Gov. Rick Perry tried to boost many of his allies, but it didn’t help in most cases. Lt. Gov. David Dewhurst lost his race for the GOP Senate nomination to Ted Cruz, and incumbent Supreme Court Justice David Medina lost his bid for re-election. State Reps. Chuck Hopson, Sid Miller and Jim Landtroop welcomed Perry’s help, but all lost to challengers.
National tea party leaders praised what they said was proof that their brand of conservatism was alive and well in Texas and across the country.
“The false narrative continues to be written that the tea party is dead, and 2012 will not be like 2010. However, every month we see a strong example to the contrary,” said Tea Party Express Chairman Amy Kremer. “Tonight we sent a message that should shake Obama’s Chicago headquarters: Texas not only is going to be staying a red state, but the tea party is alive and ready to own 2012.”
Michael Quinn Sullivan, leader of the conservative activist group Empower Texans, agreed that Texas voters were pushing out Republican moderates, like state Sen. Jeff Wentworth, who lost to tea party leader Donna Campbell. He said lawmakers allied with Texas House Speaker Joe Straus continued to lose key races.
“It’s a very bad night for Joe Straus, losing two big committee chairs (Miller and Hopson),” he said, adding that five Straus chairs have now lost in the GOP primary. “The state Senate has become a lot more conservative after this cycle, and especially with this runoff.”
Just a year ago, Republican politicians were giddy at the thought of Perry running for president and Dewhurst moving on to the Senate, freeing up the state’s top two posts for the first time in a decade. But now that they have lost, the second-string’s patience is wearing thin.
Land Commissioner Jerry Patterson said Tuesday night that he will run for lieutenant governor in 2014, whether Dewhurst seeks re-election or not. Attorney General Greg Abbott has a $14 million campaign fund saved up and has signaled he’s ready to make a bid for governor, though Perry is holding out the option of running again.
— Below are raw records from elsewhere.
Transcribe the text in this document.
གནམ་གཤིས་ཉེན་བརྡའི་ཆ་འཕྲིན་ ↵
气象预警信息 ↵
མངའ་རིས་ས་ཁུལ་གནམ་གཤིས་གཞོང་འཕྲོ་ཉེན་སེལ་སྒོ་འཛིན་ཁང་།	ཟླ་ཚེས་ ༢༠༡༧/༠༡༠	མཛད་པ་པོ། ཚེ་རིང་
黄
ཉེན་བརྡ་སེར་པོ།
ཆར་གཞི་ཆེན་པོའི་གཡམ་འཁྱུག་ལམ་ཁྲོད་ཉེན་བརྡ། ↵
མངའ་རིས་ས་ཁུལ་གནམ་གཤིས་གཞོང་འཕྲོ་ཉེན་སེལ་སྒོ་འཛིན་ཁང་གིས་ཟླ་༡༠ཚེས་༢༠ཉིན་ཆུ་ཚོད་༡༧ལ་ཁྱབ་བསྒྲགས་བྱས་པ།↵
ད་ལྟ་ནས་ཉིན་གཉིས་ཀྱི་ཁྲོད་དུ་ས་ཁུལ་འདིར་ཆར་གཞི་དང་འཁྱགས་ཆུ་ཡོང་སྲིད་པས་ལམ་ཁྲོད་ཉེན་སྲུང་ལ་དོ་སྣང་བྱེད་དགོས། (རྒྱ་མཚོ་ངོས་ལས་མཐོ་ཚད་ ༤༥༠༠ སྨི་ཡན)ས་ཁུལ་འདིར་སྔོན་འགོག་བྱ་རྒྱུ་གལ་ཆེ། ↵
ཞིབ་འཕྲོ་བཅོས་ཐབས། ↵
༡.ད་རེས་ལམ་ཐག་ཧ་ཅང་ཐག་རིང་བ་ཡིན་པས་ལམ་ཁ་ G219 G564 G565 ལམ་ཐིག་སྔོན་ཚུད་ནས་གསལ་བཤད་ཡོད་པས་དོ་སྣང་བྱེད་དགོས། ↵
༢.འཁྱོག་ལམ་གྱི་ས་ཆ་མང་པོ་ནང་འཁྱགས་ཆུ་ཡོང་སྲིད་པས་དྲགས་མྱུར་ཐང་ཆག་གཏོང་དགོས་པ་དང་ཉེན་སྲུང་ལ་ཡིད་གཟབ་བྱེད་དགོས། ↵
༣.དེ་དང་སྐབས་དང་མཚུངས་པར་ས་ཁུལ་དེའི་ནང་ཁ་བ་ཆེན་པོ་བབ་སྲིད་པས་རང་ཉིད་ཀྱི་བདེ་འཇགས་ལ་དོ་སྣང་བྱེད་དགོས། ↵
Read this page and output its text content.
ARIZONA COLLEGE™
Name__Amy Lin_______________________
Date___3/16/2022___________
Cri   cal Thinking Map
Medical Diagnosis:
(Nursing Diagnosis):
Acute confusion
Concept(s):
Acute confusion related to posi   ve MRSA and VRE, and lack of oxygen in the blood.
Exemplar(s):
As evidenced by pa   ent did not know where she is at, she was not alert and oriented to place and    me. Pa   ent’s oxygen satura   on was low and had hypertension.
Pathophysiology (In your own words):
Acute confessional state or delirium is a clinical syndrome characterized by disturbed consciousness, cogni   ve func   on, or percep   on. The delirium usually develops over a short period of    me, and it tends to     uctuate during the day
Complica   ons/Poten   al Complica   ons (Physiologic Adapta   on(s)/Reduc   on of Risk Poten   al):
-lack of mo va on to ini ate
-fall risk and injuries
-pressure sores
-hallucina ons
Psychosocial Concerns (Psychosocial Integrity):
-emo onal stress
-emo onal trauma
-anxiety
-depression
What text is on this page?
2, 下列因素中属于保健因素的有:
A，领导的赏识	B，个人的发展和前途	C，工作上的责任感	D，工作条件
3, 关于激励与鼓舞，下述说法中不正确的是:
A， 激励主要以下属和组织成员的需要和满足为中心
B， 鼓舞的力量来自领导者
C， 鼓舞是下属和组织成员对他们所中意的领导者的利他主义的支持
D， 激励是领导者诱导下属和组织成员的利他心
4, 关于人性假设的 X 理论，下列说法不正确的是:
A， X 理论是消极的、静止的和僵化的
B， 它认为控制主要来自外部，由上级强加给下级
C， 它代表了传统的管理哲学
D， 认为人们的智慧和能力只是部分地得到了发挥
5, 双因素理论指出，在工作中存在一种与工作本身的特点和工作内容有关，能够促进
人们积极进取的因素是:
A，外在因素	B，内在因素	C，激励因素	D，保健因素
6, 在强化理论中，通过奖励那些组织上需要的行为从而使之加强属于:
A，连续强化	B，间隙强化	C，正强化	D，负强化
There is some question whether Abbott will continue to wait his turn if Perry seeks an unprecedented fourth term.
In 2013, a key question will be whether Perry, Dewhurst and Straus will see their power diminished by these primary results going into the next legislative session. Perry has relied on his endorsements to keep Republican lawmakers in line with his agenda, but his support no longer appears worth as much. Dewhurst — already considered a weak leader in the state Senate — will have trouble enforcing discipline, and Straus will have to compromise with tea party members if he wants to win re-election as House Speaker.
There is little doubt that Republicans took a dramatic step to the right in choosing their nominees for the November elections. The Texas Legislature will see a large percentage of freshmen lawmakers come January, and the Republicans will not be ready to compromise, even though they are unlikely to maintain the supermajority they enjoy now.
Democrats, meanwhile, also chose fresh faces. Marc Veasey and Filemon Vela won nominations for new seats in Dallas-Fort Worth and South Texas, races that should be guaranteed Democratic victories. Pete Gallego nudged out former U.S. Rep. Ciro Rodriguez for the chance to run against GOP incumbent Quico Canseco in a redrawn 23rd District that gives the Democrat a fighting chance.